No hubo milagro y si un vil y cruel asesinato acompañado por el silencio atronador de los que nunca han tenido compasión. Recuerdo que el día 10 amaneció un día luminoso, tanto que Otegui se fue a la playa de Zarauz a darse un baño cuando ETA ya había reivindicado el secuestro y expuesto sus exigencias en un comunicado enviado a EGIN. Carlos Iturgaiz aseguraba que “nos están matando como a chimbitos” que así se llaman en Bilbao a los pajaritos que revolotean por los parques.

ETA cumplió su amenaza. Miguel Ángel Blanco llegó con vida al hospital. Su joven corazón latía con poca fuerza y a las tres de la madrugada, falleció. Su cara estaba quemada por las lágrimas derramadas.

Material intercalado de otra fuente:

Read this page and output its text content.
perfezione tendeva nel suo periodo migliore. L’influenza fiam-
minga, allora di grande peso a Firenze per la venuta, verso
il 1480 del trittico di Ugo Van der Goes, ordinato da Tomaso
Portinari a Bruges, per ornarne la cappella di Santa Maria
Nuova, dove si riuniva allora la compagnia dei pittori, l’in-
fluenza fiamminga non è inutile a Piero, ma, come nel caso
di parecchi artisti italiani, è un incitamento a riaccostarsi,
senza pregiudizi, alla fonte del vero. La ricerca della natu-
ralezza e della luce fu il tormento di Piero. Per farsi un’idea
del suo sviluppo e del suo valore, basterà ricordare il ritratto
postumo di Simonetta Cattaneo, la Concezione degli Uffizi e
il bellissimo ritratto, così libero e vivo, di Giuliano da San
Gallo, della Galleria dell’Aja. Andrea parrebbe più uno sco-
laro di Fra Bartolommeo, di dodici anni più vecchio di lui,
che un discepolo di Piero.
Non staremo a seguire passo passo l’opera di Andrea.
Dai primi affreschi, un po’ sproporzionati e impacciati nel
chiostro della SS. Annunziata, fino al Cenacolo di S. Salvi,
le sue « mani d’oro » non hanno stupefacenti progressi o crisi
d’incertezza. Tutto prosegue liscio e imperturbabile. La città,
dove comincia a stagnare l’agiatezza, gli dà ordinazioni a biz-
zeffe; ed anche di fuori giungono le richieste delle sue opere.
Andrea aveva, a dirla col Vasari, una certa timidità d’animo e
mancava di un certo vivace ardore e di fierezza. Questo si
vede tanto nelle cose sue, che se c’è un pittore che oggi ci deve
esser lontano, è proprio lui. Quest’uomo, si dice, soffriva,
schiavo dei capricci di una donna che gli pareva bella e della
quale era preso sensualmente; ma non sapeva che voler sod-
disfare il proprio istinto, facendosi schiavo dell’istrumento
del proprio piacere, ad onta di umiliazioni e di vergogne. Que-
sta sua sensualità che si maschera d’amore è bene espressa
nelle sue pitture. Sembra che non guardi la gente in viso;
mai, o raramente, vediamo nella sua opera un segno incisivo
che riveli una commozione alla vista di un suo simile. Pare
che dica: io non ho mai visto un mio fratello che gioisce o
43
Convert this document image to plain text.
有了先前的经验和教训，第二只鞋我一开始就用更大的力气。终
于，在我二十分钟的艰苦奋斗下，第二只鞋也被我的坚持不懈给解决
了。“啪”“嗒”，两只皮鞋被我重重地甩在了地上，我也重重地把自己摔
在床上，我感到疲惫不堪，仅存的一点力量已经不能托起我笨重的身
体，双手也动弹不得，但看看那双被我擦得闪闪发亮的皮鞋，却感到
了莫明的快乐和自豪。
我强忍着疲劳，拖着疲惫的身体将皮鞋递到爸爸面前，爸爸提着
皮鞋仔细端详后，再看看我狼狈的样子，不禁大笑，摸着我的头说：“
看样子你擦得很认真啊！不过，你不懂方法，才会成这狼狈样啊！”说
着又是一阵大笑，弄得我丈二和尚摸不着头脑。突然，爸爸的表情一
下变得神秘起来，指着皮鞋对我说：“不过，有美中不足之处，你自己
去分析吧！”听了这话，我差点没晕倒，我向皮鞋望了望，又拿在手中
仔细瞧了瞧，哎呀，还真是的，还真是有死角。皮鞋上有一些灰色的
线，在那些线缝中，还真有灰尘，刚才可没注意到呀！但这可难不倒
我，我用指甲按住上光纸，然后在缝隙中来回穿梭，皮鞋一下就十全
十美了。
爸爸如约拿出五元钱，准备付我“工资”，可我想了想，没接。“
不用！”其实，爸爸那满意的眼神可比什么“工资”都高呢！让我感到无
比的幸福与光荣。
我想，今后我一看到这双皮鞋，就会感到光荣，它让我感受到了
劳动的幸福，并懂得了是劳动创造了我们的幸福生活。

Sus lágrimas fueron también las nuestras. Lágrimas derramadas por él y por tantos asesinados antes que él. Sus lágrimas fueron las lágrimas de los vascos decentes, de los que con toda la dignidad de la que fuimos capaces soportamos años de atrocidades acompañados de crueles e indignos silencios. Algunos de ellos se jactan de poner en jaque la Transición.

La dignidad de todos los asesinados, secuestrados y perseguidos pone de relieve y agranda la indignidad de quienes, ya en democracia, continuaron militando en el crimen y en el silencio cómplice.

Conocí a los padres de Miguel Ángel Blanco y en sus miradas no había ira. Solo dolor, un dolor indescriptible y aleccionador. Dolor y recuerdo, siempre. Ira, nunca.

Me vuelve a la memoria la frase que dejo escrita en una de sus crónicas José Luis Barbería: “Escribir en Euskadi es llorar”. Hoy, escribir, es recordar lo inolvidable.